U.S. Pat. No. 7,728,823 to Lyon et al. states that it describes an input device and system that acquires raw track pad sensor data that is transmitted to a computer that analyzes it.
Various uses of multi-touch are known. For example, as depicted in FIG. 1A, touching an object or icon 100 on a touch-screen display 110 with the tips of two fingers 120, 122 and rotating the finger-tips while continuing to touch the display 110 corresponds to or causes the touched object 100 to rotate accordingly, e.g., by one-quarter turn as shown. For another example, as depicted in FIG. 1B, touching the display 110 with the tips of four fingers and swiping or sliding the finger-tips while continuing to touch the display 110 corresponds to or causes hiding all open windows 130, 140, 150 on the screen 110, leaving a blank screen or desktop as shown.
Another type of touch command relates to duplicating or copying an object that is displayed on the touch screen. A typical technique of duplicating an object on a touch display is depicted in FIGS. 2A, 2B, and 2C.

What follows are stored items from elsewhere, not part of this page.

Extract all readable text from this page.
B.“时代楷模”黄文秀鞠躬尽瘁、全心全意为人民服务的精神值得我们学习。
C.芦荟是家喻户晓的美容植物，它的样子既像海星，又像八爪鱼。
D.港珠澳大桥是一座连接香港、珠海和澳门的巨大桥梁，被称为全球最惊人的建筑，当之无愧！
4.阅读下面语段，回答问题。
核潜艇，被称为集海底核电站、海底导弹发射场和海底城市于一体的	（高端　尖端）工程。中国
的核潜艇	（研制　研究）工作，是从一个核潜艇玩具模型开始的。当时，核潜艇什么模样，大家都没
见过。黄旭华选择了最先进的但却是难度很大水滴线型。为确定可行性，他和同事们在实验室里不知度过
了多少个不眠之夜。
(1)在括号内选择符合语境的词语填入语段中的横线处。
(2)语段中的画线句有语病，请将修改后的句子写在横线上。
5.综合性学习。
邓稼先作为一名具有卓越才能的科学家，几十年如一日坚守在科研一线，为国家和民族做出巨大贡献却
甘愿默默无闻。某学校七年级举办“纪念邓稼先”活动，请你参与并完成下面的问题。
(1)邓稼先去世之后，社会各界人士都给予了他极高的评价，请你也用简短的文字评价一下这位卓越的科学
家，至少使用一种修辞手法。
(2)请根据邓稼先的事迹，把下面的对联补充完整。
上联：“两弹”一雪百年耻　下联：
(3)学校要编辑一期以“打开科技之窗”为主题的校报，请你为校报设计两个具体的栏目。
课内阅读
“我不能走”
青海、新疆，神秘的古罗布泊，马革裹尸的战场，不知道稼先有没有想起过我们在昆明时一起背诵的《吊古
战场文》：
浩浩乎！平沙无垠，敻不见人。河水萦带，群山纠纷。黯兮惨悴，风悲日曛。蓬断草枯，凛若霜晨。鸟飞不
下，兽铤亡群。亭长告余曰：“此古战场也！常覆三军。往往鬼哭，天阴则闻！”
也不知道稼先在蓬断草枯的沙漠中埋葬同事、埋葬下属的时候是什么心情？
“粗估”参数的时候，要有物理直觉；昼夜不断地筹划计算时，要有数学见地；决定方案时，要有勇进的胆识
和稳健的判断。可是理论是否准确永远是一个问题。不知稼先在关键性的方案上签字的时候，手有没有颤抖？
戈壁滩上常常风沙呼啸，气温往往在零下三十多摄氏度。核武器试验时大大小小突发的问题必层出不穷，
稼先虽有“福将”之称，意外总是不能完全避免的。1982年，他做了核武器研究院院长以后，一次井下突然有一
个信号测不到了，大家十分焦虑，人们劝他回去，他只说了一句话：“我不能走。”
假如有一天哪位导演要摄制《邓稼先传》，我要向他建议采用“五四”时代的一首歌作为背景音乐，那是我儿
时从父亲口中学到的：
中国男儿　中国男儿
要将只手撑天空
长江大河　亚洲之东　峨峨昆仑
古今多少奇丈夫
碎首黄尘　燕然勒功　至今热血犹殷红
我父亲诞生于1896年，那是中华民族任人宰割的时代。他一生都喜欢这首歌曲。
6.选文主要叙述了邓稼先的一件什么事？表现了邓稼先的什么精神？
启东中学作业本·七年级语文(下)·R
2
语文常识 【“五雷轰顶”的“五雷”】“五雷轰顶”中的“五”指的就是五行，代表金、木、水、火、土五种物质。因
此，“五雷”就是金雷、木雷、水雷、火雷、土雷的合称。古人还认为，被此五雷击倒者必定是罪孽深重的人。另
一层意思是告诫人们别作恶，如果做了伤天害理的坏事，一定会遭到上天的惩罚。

In FIG. 2A, a user presses for a period of time longer than normal on an object 200 by touching and pressing with the tip of one finger 210. In response to the long-press, and shown in FIG. 2B, a context menu 220 is displayed. From the context menu, a user may select the object, cut the object (e.g., delete and copy), or copy the object. When a user chooses the copy option, e.g., by tapping with a fingertip, a duplicate 202 of the object 200 is created.
However, such methods may be cumbersome for users seeking to copy objects via a touch screen display. It will be appreciated that new and improved techniques of user control of touch screen displays are continuously sought after.